Why have Republicans opposed most of the measures that might stimulate employment growth? Robert Reich suggests an answer, harsh but plausible.
(2) Construction: the great hope for a stronger economy
The Census Construction Spendingreport for June shows us the current rate of growth in this improving but still depressed industry. It’s volatile month to month, so let’s look at longer periods.
- 5.1% — growth of June YoY (NSA)
- 4.9% — annualized growth during the past 4 months (SA)
Strong, but not boomtown. Let’s look forward, at starts of single-family homes (SA). Growth of multi-unit housing is growing, but is a small fraction of total construction — and has a smaller multiplier (eg, furniture sales, landscaping) than building single family homes. Starts of single-family homes peaked in September, and went negative in March — as shown in this graph of monthly starts (SAAR)

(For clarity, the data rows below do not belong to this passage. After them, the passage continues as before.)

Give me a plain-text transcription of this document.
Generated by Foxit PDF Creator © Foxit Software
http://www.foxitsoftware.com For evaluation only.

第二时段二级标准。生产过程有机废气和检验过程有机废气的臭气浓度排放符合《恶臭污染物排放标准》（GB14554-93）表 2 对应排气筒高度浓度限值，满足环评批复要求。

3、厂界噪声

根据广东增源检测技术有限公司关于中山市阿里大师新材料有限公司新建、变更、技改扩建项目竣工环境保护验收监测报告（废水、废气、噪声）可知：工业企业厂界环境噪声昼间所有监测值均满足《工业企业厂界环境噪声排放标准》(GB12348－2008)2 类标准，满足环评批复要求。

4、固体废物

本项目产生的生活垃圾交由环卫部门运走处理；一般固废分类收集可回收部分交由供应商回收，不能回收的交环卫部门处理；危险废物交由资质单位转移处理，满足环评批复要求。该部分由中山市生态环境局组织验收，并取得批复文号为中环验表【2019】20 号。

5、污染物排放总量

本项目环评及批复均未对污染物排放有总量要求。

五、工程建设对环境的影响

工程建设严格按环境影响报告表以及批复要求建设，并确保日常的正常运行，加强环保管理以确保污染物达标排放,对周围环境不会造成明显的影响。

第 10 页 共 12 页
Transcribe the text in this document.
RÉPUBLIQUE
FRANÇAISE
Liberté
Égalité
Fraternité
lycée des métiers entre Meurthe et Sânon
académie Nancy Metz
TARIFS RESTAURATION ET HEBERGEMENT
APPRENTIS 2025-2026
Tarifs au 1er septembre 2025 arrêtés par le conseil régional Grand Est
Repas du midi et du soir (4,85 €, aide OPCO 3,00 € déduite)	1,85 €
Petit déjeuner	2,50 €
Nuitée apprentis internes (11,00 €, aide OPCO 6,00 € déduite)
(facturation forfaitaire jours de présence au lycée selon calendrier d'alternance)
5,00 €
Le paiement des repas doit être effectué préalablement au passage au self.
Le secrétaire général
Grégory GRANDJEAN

Mortgage rates spiked up sharply in May and June, How much will this slow construction?
(3) Manufacturing: activity rising
Let’s see the Census Report on Manufacturers’ Shipments, Inventoriesand Orders for June. New orders are a leading indicator.
- YTD (first half of 2013) YoY up 1.8%
- June YoY up 6.0%
If exports and auto sales continue to grow, exports could continue to boost the economy.
(4) Confidence polls and asset prices paint a sunny picture
The strong confidence polls and rising asset prices are often cited as an indication that the economy is growing stronger. That’s nice, since Fed policy is focused on increasing both.
Are confidence polls and market prices reliable predictors of the future? While there are periods of good correlations, there is little research showing that market prices are reliable guide to future trends in the economy. Nor is there any reason to expect them to be so. Shifts in market prices can have real world effects, but not always the ones predicted — nor of the scale predicted. The relationship between confidence polls (eg, builders’ confidence, consumer confidence) is even less reliable.
It is beyond the scope of this post to discuss the role of confidence as a driver of economic growth (that’s for another day). In brief I consider it grossly exaggerated.
What about markets, servants of the invisible hand. Perhaps instead of deifying markets, we should return to Adam Smith’s original — and narrow — concept of the “invisible hand”. It does not say that markets predict the future, or refer to the government-private market dichotomy, nor does he claim that it produces an acceptable level of macroeconomic stability. From The Wealth of Nations (1776), Book IV, Chapter II:
As every individual, therefore, endeavours as much as he can both to employ his capital in the support of domestic industry, and so to direct that industry that its produce may be of the greatest value; every individual necessarily labours to render the annual revenue of the society as great as he can. He generally, indeed, neither intends to promote the public interest, nor knows how much he is promoting it. By preferring the support of domestic to that of foreign industry, he intends only his own security; and by directing that industry in such a manner as its produce may be of the greatest value, he intends only his own gain, and he is in this, as in many other cases, led by an invisible hand to promote an end which was no part of his intention.
Nor is it always the worse for the society that it was no part of it. By pursuing his own interest he frequently promotes that of the society more effectually than when he really intends to promote it. I have never known much good done by those who affected to trade for the public good. It is an affectation, indeed, not very common among merchants, and very few words need be employed in dissuading them from it.